Partant de son intérêt pour « les trajectoires un peu tremblées, les situations un peu sur les bords », Robert Castel s’est attaché à partir du milieu des années 1980 à produire une histoire des transformations des rapports au travail, faisant des métamorphoses du salariat, en lien avec la protection sociale, l’épicentre de la nouvelle grande transformation. Ce chantier de généalogie du social, sa « chronique du salariat », va déboucher sur cet autre grand livre qui le rendra définitivement incontournable, les Métamorphoses de la question sociale  (1995). Plutôt que de l’envisager comme un nouveau chantier, Castel insiste sur les continuités. En effet, d’une façon absolument originale, il s’est toujours intéressé aux marges pour comprendre le cœur de la société et de son fonctionnement. Cette réflexion sur la centralité théorique et politique des marginaux pour la compréhension sociologique, il la partage bien sûr en partie avec ces autres intellectuels majeurs de son temps, Bourdieu et Foucault. Mais, plus que beaucoup d’autres, il en a démontré toute la richesse, refusant d’enfermer les marginaux dans cette posture de périphérie, se méfiant du découpage savant qui sépare, par exemple, sociologie de l’État, de la pauvreté, et sociologie du travail, d’où ses résistances à la thématique de l’exclusion et son souci de proposer des concepts propres comme celui de « désaffiliation », d’où aussi de nouvelles explorations comme la question des Sorties de la toxicomanie  (1992) ou celle des discriminations.

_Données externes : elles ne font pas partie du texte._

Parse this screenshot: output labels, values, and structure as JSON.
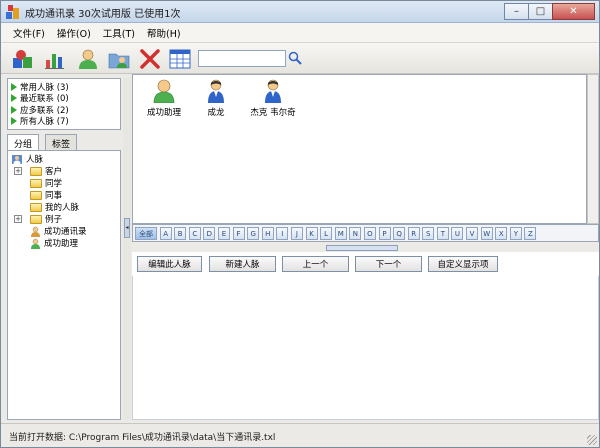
{
  "window": {
    "title": "成功通讯录 30次试用版 已使用1次"
  },
  "menu": [
    {
      "label": "文件(F)"
    },
    {
      "label": "操作(O)"
    },
    {
      "label": "工具(T)"
    },
    {
      "label": "帮助(H)"
    }
  ],
  "toolbar": {
    "icons": [
      "category-icon",
      "chart-icon",
      "person-icon",
      "folder-person-icon",
      "delete-icon",
      "grid-icon",
      "search-icon"
    ],
    "search": {
      "value": "",
      "placeholder": ""
    }
  },
  "quick": [
    {
      "label": "常用人脉 (3)"
    },
    {
      "label": "最近联系 (0)"
    },
    {
      "label": "应多联系 (2)"
    },
    {
      "label": "所有人脉 (7)"
    }
  ],
  "tabs": [
    {
      "label": "分组",
      "active": true
    },
    {
      "label": "标签",
      "active": false
    }
  ],
  "tree": {
    "root": "人脉",
    "items": [
      {
        "label": "客户",
        "expandable": true,
        "icon": "folder"
      },
      {
        "label": "同学",
        "expandable": false,
        "icon": "folder"
      },
      {
        "label": "同事",
        "expandable": false,
        "icon": "folder"
      },
      {
        "label": "我的人脉",
        "expandable": false,
        "icon": "folder"
      },
      {
        "label": "例子",
        "expandable": true,
        "icon": "folder"
      },
      {
        "label": "成功通讯录",
        "expandable": false,
        "icon": "person"
      },
      {
        "label": "成功助理",
        "expandable": false,
        "icon": "person"
      }
    ]
  },
  "contacts": [
    {
      "name": "成功助理",
      "icon": "green-person"
    },
    {
      "name": "成龙",
      "icon": "blue-person"
    },
    {
      "name": "杰克 韦尔奇",
      "icon": "blue-person"
    }
  ],
  "alphabet": [
    "全部",
    "A",
    "B",
    "C",
    "D",
    "E",
    "F",
    "G",
    "H",
    "I",
    "J",
    "K",
    "L",
    "M",
    "N",
    "O",
    "P",
    "Q",
    "R",
    "S",
    "T",
    "U",
    "V",
    "W",
    "X",
    "Y",
    "Z"
  ],
  "actions": {
    "edit": "编辑此人脉",
    "new": "新建人脉",
    "prev": "上一个",
    "next": "下一个",
    "custom": "自定义显示项"
  },
  "status": {
    "text": "当前打开数据: C:\\Program Files\\成功通讯录\\data\\当下通讯录.txl"
  },
  "colors": {
    "accent": "#2fa82f",
    "window_border": "#7a8a99",
    "title_bar": "#c5d6ea"
  }
}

Depuis la publication des Métamorphoses de la question sociale, Robert Castel n’a cessé de poursuivre ses investigations, affinant, actualisant ses analyses, intensifiant les échanges et le diagnostic sur les transformations de nos sociétés et leur basculement dans l’après-fordisme. De nombreux ouvrages ont suivi les Métamorphoses, et notamment l’Insécurité sociale et la Montée des incertitudes. Il avait encore des projets éditoriaux juste avant de disparaître. S’il n’a jamais confondu son rôle avec celui d’un expert ou d’un conseiller du Prince, Robert Castel est resté durkheimien et fidèle à cette fameuse formule   : « Nos recherches ne méritent pas une heure de peine si elles ne devaient avoir qu’un intérêt spéculatif. » C’est pourquoi il a toujours consacré beaucoup de son temps à répondre aux invitations, à échanger avec des étudiants, des professionnels, à communiquer ses idées dans les médias, à nouer de nombreux réseaux de travail et d’échanges, en Europe et en Amérique latine, en particulier en Argentine, où il se rendait régulièrement. Il a aussi accepté de discuter des différents volets de son œuvre avec plusieurs de ses collègues dans un livre laboratoire que nous avons eu le plaisir de coordonner. Sa disparition va laisser un immense vide.